如何将csv转换成apache beam数据流中的字典 [英] How to convert csv into a dictionary in apache beam dataflow

查看：206 发布时间：2018/5/7 17:21:50 python csv dictionary google-bigquery apache-beam

本文介绍了如何将csv转换成apache beam数据流中的字典的处理方法，对大家解决问题具有一定的参考价值，需要的朋友们下面随着小编来一起学习吧！

问题描述

我想读取一个csv文件并使用apache beam数据流将其写入BigQuery。为了做到这一点，我需要以字典的形式将数据呈现给BigQuery。我怎样才能转换数据使用Apache梁为了做到这一点？

我的输入csv文件有两列，我想在BigQuery中创建一个后续的两列表。我知道如何在BigQuery中创建数据，这是直接的，我不知道如何将csv转换为字典。下面的代码是不正确的，但应该知道我在做什么。

 ＃标准进口
将apache_beam导入为beam 
＃创建一个在直接运行器（本地，非云）上执行的管道。 
 p = beam.Pipeline（'DirectPipelineRunner'）
＃使用名称创建一个PCollection并将其写入文件。 
（p 
 |'read solar data'>> beam.Read（beam.io.TextFileSource（'./ sensor1_121116.csv'））
＃你如何做到这一点？ ？
 |'convert to dictionary'>> beam.Map（lambda（k，v）：{'luminosity'：k，'datetime'：v}）
 |'save'> > beam.Write（
 beam.io.BigQuerySink（
 output_table，
 schema ='month：INTEGER，tornado_count：INTEGER'，
 create_disposition = beam.io.BigQueryDisposition。 CREATE_IF_NEEDED，
 write_disposition = beam.io.BigQueryDisposition.WRITE_TRUNCATE）））
 p.run（）

解决方案

这个想法是有一个返回解析的CSV行的源代码。您可以通过继承 FileBasedSource 类来包含CSV解析来完成此操作。特别是， read_records 函数看起来像这样：

  class MyCsvFileSource （apache_beam.io.filebasedsource.FileBasedSource）：
 def read_records（self，file_name，range_tracker）：
 self._file = self.open_file（file_name）
 
 reader = csv。 reader（self._file）
 
 for rec in reader：
 yield rec

我最近为Apache Beam编写了一个 CsvFileSource 。您可以查看 Github存储库。您可以使用beam_utils.sources中的 pip install beam_utils 和导入CsvFileSource 来使用它。 CsvFileSource 还包括设置自定义分隔符，跳过文件标题和/或输出字典而不是列表的选项。

I would like to read a csv file and write it to BigQuery using apache beam dataflow. In order to do this I need to present the data to BigQuery in the form of a dictionary. How can I transform the data using apache beam in order to do this?
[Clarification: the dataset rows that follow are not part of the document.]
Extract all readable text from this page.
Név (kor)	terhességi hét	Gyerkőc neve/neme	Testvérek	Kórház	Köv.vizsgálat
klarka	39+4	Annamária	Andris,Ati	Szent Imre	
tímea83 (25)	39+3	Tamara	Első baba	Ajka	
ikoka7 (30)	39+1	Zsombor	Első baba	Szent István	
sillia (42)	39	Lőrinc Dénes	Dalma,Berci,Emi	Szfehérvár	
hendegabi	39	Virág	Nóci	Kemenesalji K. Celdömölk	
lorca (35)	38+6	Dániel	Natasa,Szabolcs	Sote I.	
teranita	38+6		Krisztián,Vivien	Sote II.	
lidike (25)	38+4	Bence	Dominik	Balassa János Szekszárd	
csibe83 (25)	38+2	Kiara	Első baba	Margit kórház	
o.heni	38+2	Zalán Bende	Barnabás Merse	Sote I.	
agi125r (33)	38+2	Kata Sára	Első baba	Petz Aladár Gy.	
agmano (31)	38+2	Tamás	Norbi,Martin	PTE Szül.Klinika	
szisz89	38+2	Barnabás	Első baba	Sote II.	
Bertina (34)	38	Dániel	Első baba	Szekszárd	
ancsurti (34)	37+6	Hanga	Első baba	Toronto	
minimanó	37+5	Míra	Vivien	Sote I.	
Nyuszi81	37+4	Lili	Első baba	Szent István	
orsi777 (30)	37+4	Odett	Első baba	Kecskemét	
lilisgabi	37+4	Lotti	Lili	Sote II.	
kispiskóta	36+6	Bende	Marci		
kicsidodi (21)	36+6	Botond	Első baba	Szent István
My input csv file has two columns, and I want to create a subsequent two column table in BigQuery. I know how to create data in BigQuery, thats straight forward, what I don't know is how to transform the csv into a dictionary. The below code is not correct but should give an idea of what i'm trying to do.
# Standard imports import apache_beam as beam # Create a pipeline executing on a direct runner (local, non-cloud). p = beam.Pipeline('DirectPipelineRunner') # Create a PCollection with names and write it to a file. (p | 'read solar data' >> beam.Read(beam.io.TextFileSource('./sensor1_121116.csv')) # How do you do this?? | 'convert to dictionary' >> beam.Map(lambda (k, v): {'luminosity': k, 'datetime': v}) | 'save' >> beam.Write( beam.io.BigQuerySink( output_table, schema='month:INTEGER, tornado_count:INTEGER', create_disposition=beam.io.BigQueryDisposition.CREATE_IF_NEEDED, write_disposition=beam.io.BigQueryDisposition.WRITE_TRUNCATE))) p.run()

解决方案
The idea is to have a source that returns parsed CSV rows. You can do this by subclassing the FileBasedSource class to include CSV parsing. Particularly, the read_records function would look something like this:
class MyCsvFileSource(apache_beam.io.filebasedsource.FileBasedSource): def read_records(self, file_name, range_tracker): self._file = self.open_file(file_name) reader = csv.reader(self._file) for rec in reader: yield rec
I recently wrote a CsvFileSource for Apache Beam. You can take a look on the Github repository. You can use pip install beam_utils, and from beam_utils.sources import CsvFileSource to use it. CsvFileSource also includes options to set a custom delimiter, skip the file header, and/or output dictionaries instead of lists.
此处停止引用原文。